Equity long-short hedge fund Tiger entirely sold its 1.3 million shares in TSMC in the fourth quarter, a stake worth $119 million at current prices. Just like Berkshire, the firm had bought the shares in the third quarter.
One of the biggest sellers of TSMC was Fort Lauderdale-based investment firm GQG Partners. It slashed its position by 63%, still remaining with 6.7 million, or $616.2 million. GQG did not immediately comment on the matter.
Fund manager Capital Group also sold over 9.5 million shares in the chipmaker, regulatory filings showed. Capital Group declined to comment on its investment decisions.
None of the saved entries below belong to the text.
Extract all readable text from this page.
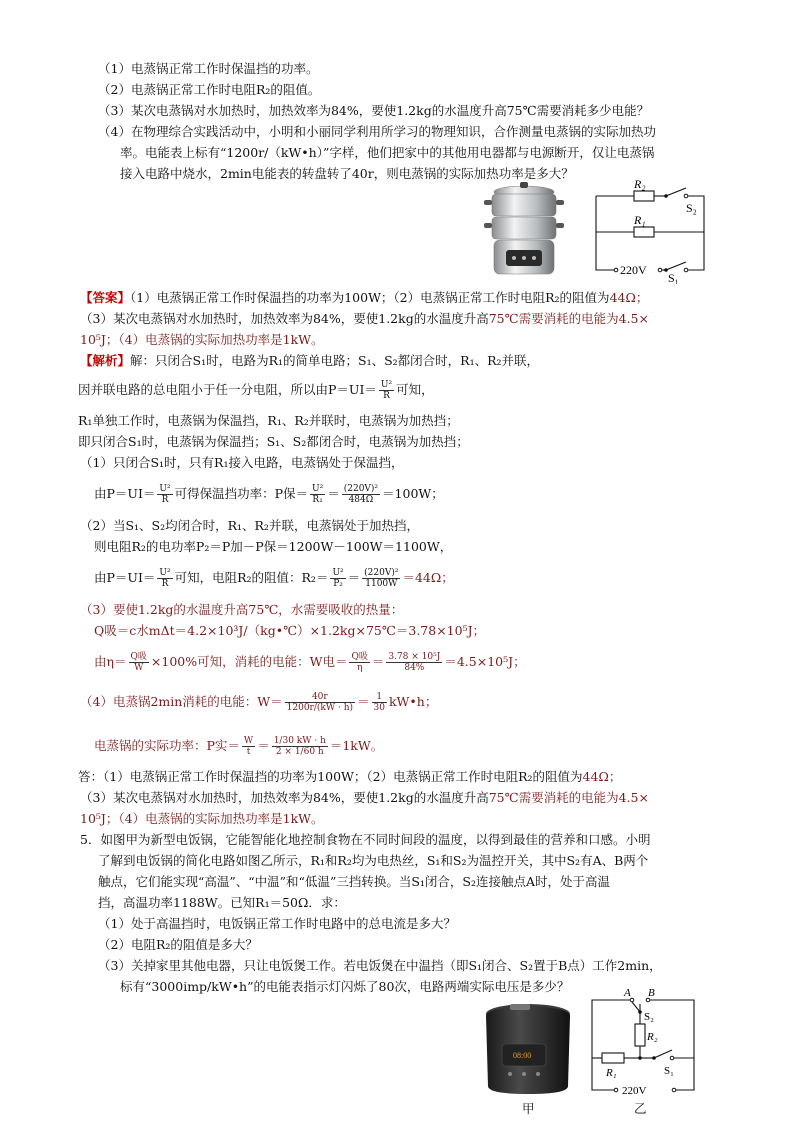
（1）电蒸锅正常工作时保温挡的功率。
（2）电蒸锅正常工作时电阻R₂的阻值。
（3）某次电蒸锅对水加热时，加热效率为84%，要使1.2kg的水温度升高75℃需要消耗多少电能？
（4）在物理综合实践活动中，小明和小丽同学利用所学习的物理知识，合作测量电蒸锅的实际加热功
率。电能表上标有“1200r/（kW•h）”字样，他们把家中的其他用电器都与电源断开，仅让电蒸锅
接入电路中烧水，2min电能表的转盘转了40r，则电蒸锅的实际加热功率是多大？
R₂
R₁
S₂
220V
S₁
【答案】（1）电蒸锅正常工作时保温挡的功率为100W；（2）电蒸锅正常工作时电阻R₂的阻值为44Ω；
（3）某次电蒸锅对水加热时，加热效率为84%，要使1.2kg的水温度升高75℃需要消耗的电能为4.5×
10⁵J；（4）电蒸锅的实际加热功率是1kW。
【解析】解：只闭合S₁时，电路为R₁的简单电路；S₁、S₂都闭合时，R₁、R₂并联，
因并联电路的总电阻小于任一分电阻，所以由$P=UI= \frac{\text{U²}}{R}$ 可知，
R₁单独工作时，电蒸锅为保温挡，R₁、R₂并联时，电蒸锅为加热挡；
即只闭合S₁时，电蒸锅为保温挡；S₁、S₂都闭合时，电蒸锅为加热挡；
（1）只闭合S₁时，只有R₁接入电路，电蒸锅处于保温挡，
由$P=UI= \frac{\text{U²}}{R}$ 可得保温挡功率：P保＝ $\frac{\text{U²}}{\text{R₁}} = \frac{\text{(220V)²}}{484\Omega} =100W$；
（2）当S₁、S₂均闭合时，R₁、R₂并联，电蒸锅处于加热挡，
则电阻R₂的电功率P₂＝P加－P保＝1200W－100W＝1100W，
由$P=UI= \frac{\text{U²}}{R}$ 可知，电阻R₂的阻值：$R_2= \frac{\text{U²}}{\text{P₂}} = \frac{\text{(220V)²}}{1100W} =44\Omega$；
（3）要使1.2kg的水温度升高75℃，水需要吸收的热量：
Q吸＝c水mΔt＝4.2×10³J/（kg•℃）×1.2kg×75℃＝3.78×10⁵J；
由$\eta= \frac{\text{Q吸}}{W} \times 100\%$可知，消耗的电能：W电＝ $\frac{\text{Q吸}}{\eta} = \frac{\text{3.78 × 10⁵J}}{84\%} =4.5\times 10^5J$；
（4）电蒸锅2min消耗的电能：$W= \frac{40r}{1200r/(kW \cdot h)} = \frac{1}{30}$ kW•h；
电蒸锅的实际功率：P实＝ $\frac{W}{t} = \frac{1/30 kW \cdot h}{2 \times 1/60 h} =1kW$。
答：（1）电蒸锅正常工作时保温挡的功率为100W；（2）电蒸锅正常工作时电阻R₂的阻值为44Ω；
（3）某次电蒸锅对水加热时，加热效率为84%，要使1.2kg的水温度升高75℃需要消耗的电能为4.5×
10⁵J；（4）电蒸锅的实际加热功率是1kW。
5．如图甲为新型电饭锅，它能智能化地控制食物在不同时间段的温度，以得到最佳的营养和口感。小明
了解到电饭锅的简化电路如图乙所示，R₁和R₂均为电热丝，S₁和S₂为温控开关，其中S₂有A、B两个
触点，它们能实现“高温”、“中温”和“低温”三挡转换。当S₁闭合，S₂连接触点A时，处于高温
挡，高温功率1188W。已知R₁＝50Ω．求：
（1）处于高温挡时，电饭锅正常工作时电路中的总电流是多大？
（2）电阻R₂的阻值是多大？
（3）关掉家里其他电器，只让电饭煲工作。若电饭煲在中温挡（即S₁闭合、S₂置于B点）工作2min，
标有“3000imp/kW•h”的电能表指示灯闪烁了80次，电路两端实际电压是多少？
08:00
甲
A B
S₂
R₂
R₁	S₁
220V
乙
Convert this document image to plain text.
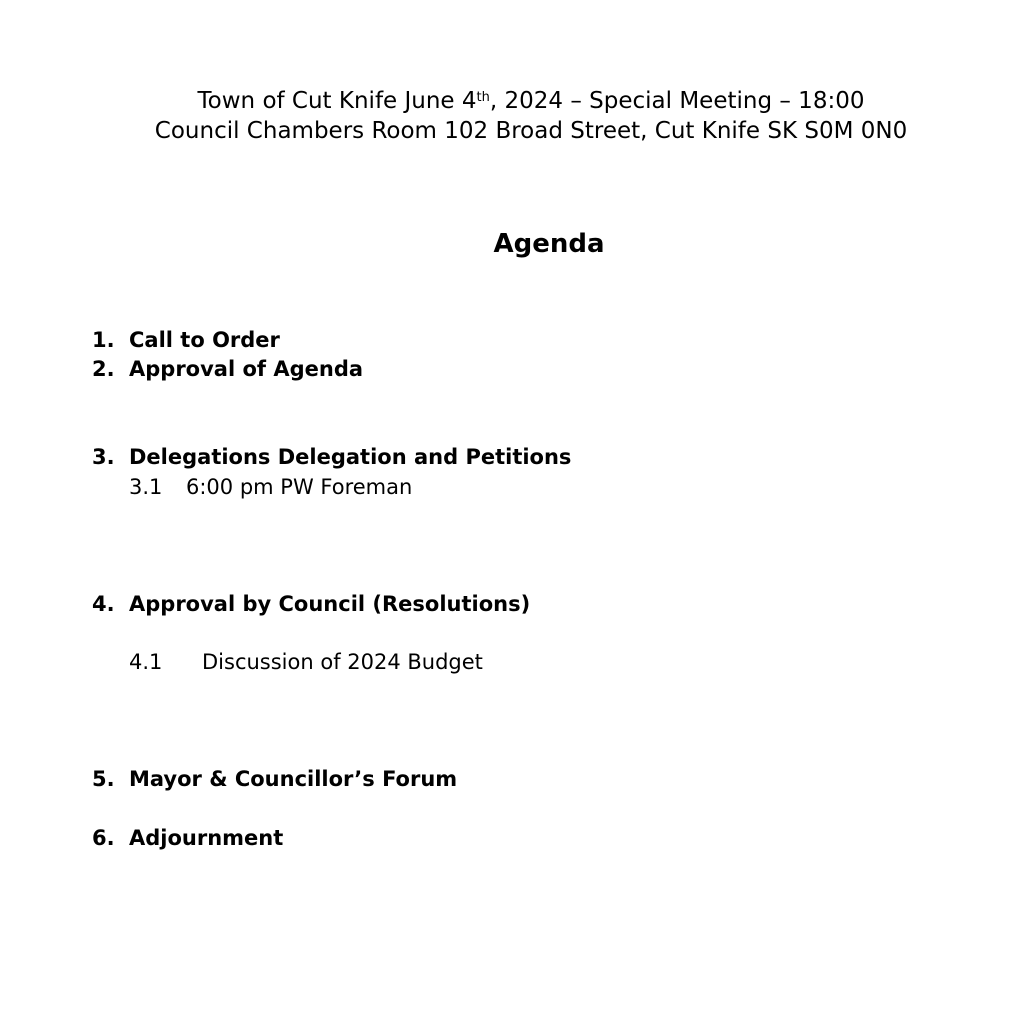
Town of Cut Knife June 4th, 2024 – Special Meeting – 18:00
Council Chambers Room 102 Broad Street, Cut Knife SK S0M 0N0
Agenda
1. Call to Order
2. Approval of Agenda
3. Delegations Delegation and Petitions
3.1 6:00 pm PW Foreman
4. Approval by Council (Resolutions)
4.1 Discussion of 2024 Budget
5. Mayor & Councillor’s Forum
6. Adjournment
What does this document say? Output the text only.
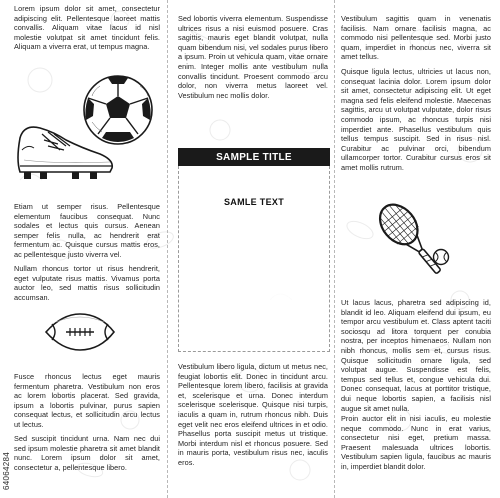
Lorem ipsum dolor sit amet, consectetur adipiscing elit. Pellentesque laoreet mattis convallis. Aliquam vitae lacus id nisl molestie volutpat sit amet tincidunt felis. Aliquam a viverra erat, ut tempus magna.

Etiam ut semper risus. Pellentesque elementum faucibus consequat. Nunc sodales et lectus quis cursus. Aenean semper felis nulla, ac hendrerit erat fermentum ac. Quisque cursus mattis eros, ac pellentesque justo viverra vel.

Nullam rhoncus tortor ut risus hendrerit, eget vulputate risus mattis. Vivamus porta auctor leo, sed mattis risus sollicitudin accumsan.

Fusce rhoncus lectus eget mauris fermentum pharetra. Vestibulum non eros ac lorem lobortis placerat. Sed gravida, ipsum a lobortis pulvinar, purus sapien consequat lectus, et sollicitudin arcu lectus ut lectus.

Sed suscipit tincidunt urna. Nam nec dui sed ipsum molestie pharetra sit amet blandit nunc. Lorem ipsum dolor sit amet, consectetur a, pellentesque libero.

64064284

Sed lobortis viverra elementum. Suspendisse ultrices risus a nisi euismod posuere. Cras sagittis, mauris eget blandit volutpat, nulla quam bibendum nisi, vel sodales purus libero a ipsum. Proin ut vehicula quam, vitae ornare enim. Integer mollis ante vestibulum nulla convallis tincidunt. Proesent commodo arcu dolor, non viverra metus laoreet vel. Vestibulum nec mollis dolor.

SAMPLE TITLE
SAMLE TEXT

Vestibulum libero ligula, dictum ut metus nec, feugiat lobortis elit. Donec in tincidunt arcu. Pellentesque lorem libero, facilisis at gravida et, scelerisque et urna. Donec interdum scelerisque scelerisque. Quisque nisi turpis, iaculis a quam in, rutrum rhoncus nibh. Duis eget velit nec eros eleifend ultrices in et odio. Phasellus porta suscipit metus ut tristique. Morbi interdum nisl et rhoncus posuere. Sed in mauris porta, vestibulum risus nec, iaculis eros.

Vestibulum sagittis quam in venenatis facilisis. Nam ornare facilisis magna, ac commodo nisi pellentesque sed. Morbi justo quam, imperdiet in rhoncus nec, viverra sit amet tellus.

Quisque ligula lectus, ultricies ut lacus non, consequat lacinia dolor. Lorem ipsum dolor sit amet, consectetur adipiscing elit. Ut eget magna sed felis eleifend molestie. Maecenas sagittis, arcu ut volutpat vulputate, dolor risus commodo ipsum, ac rhoncus turpis nisi imperdiet ante. Phasellus vestibulum quis tellus tempus suscipit. Sed in risus nisl. Curabitur ac pulvinar orci, bibendum ullamcorper tortor. Curabitur cursus eros sit amet mollis rutrum.

Ut lacus lacus, pharetra sed adipiscing id, blandit id leo. Aliquam eleifend dui ipsum, eu tempor arcu vestibulum et. Class aptent taciti sociosqu ad litora torquent per conubia nostra, per inceptos himenaeos. Nullam non nibh rhoncus, mollis sem et, cursus risus. Quisque sollicitudin ornare ligula, sed volutpat augue. Suspendisse est felis, tempus sed tellus et, congue vehicula dui. Donec consequat, lacus at porttitor tristique, dui neque lobortis sapien, a facilisis nisl augue sit amet nulla.

Proin auctor elit in nisi iaculis, eu molestie neque commodo. Nunc in erat varius, consectetur nisi eget, pretium massa. Praesent malesuada ultrices lobortis. Vestibulum sapien ligula, faucibus ac mauris in, imperdiet blandit dolor.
JPMorgan and BlackRock dumped roughly 4 million shares in TSMC each. JPMorgan declined to comment and BlackRock did not immediately respond to a request for comments.
Berkshires investors are still trying to figure out why Buffett decided to sell most of its stake in the company. On Tuesday, Charles Munder, a director and vice-chairman of Berkshire, said TSMC is the “strongest semiconductor company on earth,” without elaborating on the reasons for the sale.
“Im a bit baffled. Maybe Berkshire decided it wanted to add Apple more than he wanted to own TSMC,” said Bill Smead, chief investment officer of Smead Capital Management, which is an investor in Berkshire.
A long-time investor in Berkshire, Thomas Russo, a partner at Gardner, Russo & Gardner, speculated Buffett might have seen an environment change, which could not be good for the TSMC. “Berkshire reserves the right to turn on a dime to redeploy the money, to respond to circumstances.”